By Kristine Rushing, COO | Insurance Division
This blog post is in response to NPR’s investigation, “Business Of Disaster: Insurance Firms Profited $400 Million After Sandy”
Sometimes the media can really skew a situation to create a reaction against something or someone, and in this case, it’s against the insurance companies.
Flood is a federal program with set rates that are determined by NFIP or the National Flood Insurance Program. NFIP was created in 1968 by Congress to provide flood insurance protection to property owners, in return for local government commitment to sound floodplain management and flood disaster mitigation efforts. Since 1983, NFIP allowed insurance companies to deliver and service flood policies in their own name. Keep in mind that the policy coverages and rates are set by NFIP and not the insurance companies.
As mentioned in the article, “This is a fee-for-service operation,” said Hartwig, president of the Insurance Information Institute. “The federal government determines what the appropriate payment is.” In theory, homeowners shouldn’t be shortchanged because the insurance companies are only acting as a middleman between FEMA and the homeowners making claims, essentially contracting with the government to evaluate damage and assess compensation, which is true.
The claims payment and what is covered is determined by the actual cause of loss and the coverages provided by the coverage form. So in essence, some of the circumstances in the article could really be situational based on the actual cause of loss, whether the homeowner had flood coverage, if the damage was actually caused by flood, if it was caused by flood then was the home a primary home, secondary or rental home.
Hartwig’s statement, “The vast majority of those individuals who in fact did have coverage are happy with their insurance companies and they’re happy with the way the process unfolded for them” leads me to believe the perception of having coverage by a homeowner may have also been an issue.
I’m also perplexed by this statement by Jeff Coolidge after reviewing adjusters’ files for multiple insurance companies after Superstorm Sandy. He says he quit his job in part because he was so bothered by what he was doing. The insurance firms he worked for used phrases like “pre-existing,” “earth movement” or “ground settlement” to reject homeowners’ claims of flood damage. “They use ‘settlement’ a lot. ‘Sorry your house looks like it shifted to the left a little bit, but I think it was like that when you bought it,’” Coolidge said.

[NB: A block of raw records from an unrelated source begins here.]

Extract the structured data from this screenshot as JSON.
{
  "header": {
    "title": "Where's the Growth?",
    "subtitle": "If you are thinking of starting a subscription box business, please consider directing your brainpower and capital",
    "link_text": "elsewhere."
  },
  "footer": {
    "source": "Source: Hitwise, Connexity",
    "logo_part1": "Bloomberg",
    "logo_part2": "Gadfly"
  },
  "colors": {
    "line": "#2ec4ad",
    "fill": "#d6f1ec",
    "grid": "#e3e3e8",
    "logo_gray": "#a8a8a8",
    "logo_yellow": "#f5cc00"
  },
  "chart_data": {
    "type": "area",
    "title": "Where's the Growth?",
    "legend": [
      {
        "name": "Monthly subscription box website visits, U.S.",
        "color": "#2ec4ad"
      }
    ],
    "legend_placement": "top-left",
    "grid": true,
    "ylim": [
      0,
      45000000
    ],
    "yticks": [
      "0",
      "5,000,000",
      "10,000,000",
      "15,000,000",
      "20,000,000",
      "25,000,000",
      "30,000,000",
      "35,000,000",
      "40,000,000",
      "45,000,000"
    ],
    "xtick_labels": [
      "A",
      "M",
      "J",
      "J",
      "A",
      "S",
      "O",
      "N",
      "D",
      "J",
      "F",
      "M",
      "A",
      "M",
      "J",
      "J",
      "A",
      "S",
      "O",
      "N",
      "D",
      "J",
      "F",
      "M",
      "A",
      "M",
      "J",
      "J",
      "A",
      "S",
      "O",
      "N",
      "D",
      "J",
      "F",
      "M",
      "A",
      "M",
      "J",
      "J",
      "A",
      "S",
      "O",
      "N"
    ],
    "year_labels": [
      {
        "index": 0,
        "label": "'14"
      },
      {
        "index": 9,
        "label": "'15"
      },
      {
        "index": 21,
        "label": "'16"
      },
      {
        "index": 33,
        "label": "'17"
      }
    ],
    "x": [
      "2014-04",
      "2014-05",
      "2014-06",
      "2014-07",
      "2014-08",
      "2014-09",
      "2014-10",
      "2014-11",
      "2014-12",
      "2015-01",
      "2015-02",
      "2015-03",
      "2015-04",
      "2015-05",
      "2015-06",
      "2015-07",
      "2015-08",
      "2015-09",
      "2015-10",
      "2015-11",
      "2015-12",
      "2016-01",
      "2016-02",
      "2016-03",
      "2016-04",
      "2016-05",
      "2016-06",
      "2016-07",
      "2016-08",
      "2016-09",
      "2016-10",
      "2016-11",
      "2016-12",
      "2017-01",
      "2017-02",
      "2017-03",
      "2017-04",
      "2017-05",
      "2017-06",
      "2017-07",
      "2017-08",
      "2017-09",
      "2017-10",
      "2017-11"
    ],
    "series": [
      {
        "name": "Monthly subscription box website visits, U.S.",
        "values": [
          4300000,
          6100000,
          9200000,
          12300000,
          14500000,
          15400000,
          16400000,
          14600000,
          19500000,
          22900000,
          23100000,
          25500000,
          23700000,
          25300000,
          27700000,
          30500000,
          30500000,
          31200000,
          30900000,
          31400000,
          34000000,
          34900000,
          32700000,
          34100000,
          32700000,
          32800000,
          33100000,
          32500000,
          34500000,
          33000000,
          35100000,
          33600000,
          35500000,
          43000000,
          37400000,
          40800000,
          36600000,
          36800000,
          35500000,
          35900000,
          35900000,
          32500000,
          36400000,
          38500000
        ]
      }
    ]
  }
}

The NFIP policy forms have been updated and revised several times since 2010. A few of the exclusions found in 2010 are:
–Loss of revenue or profits
–Loss of use of the insured property or described location
–Any additional living expenses incurred while the insured building is being repaired or is unable to be occupied for any reason
–A loss directly or indirectly caused by a flood that is already in progress at the time and date of the policy term begins or for loss to property caused directly by earth movement even if the earth movement is caused by flood (i.e. earthquake; landslide; land subsidence; sinkholes; destabilization or movement of land that results from accumulation of water in subsurface land area or gradual erosion.)
“‘The idea of the original program was brilliant,’ says Robert Hunter, who ran the flood program in the 1970s. ‘The program would become less and less expensive because people would be building safer and safer structures and … the program would become self-sufficient and carry its own weight and not lose money.’ But that has never happened. The program has run deficits from the beginning. In the 1980s it was $700 million in debt. In the 1990s, it was $1 billion in debt. And today, after Katrina and Sandy, the program is $23 billion in the red.”
I agree that there does need to be reform with the flood program which is currently being addressed by legislatures. Included in this reform is securing adequate rates to ensure that the program sustains the flood activity that we’ve seen since 1980.
It really bothers me that insurance companies are always broadly painted in a negative manner. The primary intention of insurance is to make a client whole again after sustaining a loss and not for the insured to profit. Insurance is also not intended to be a maintenance program for the upkeep of the home or building. It’s intended to respond to catastrophic damage that the insured may face.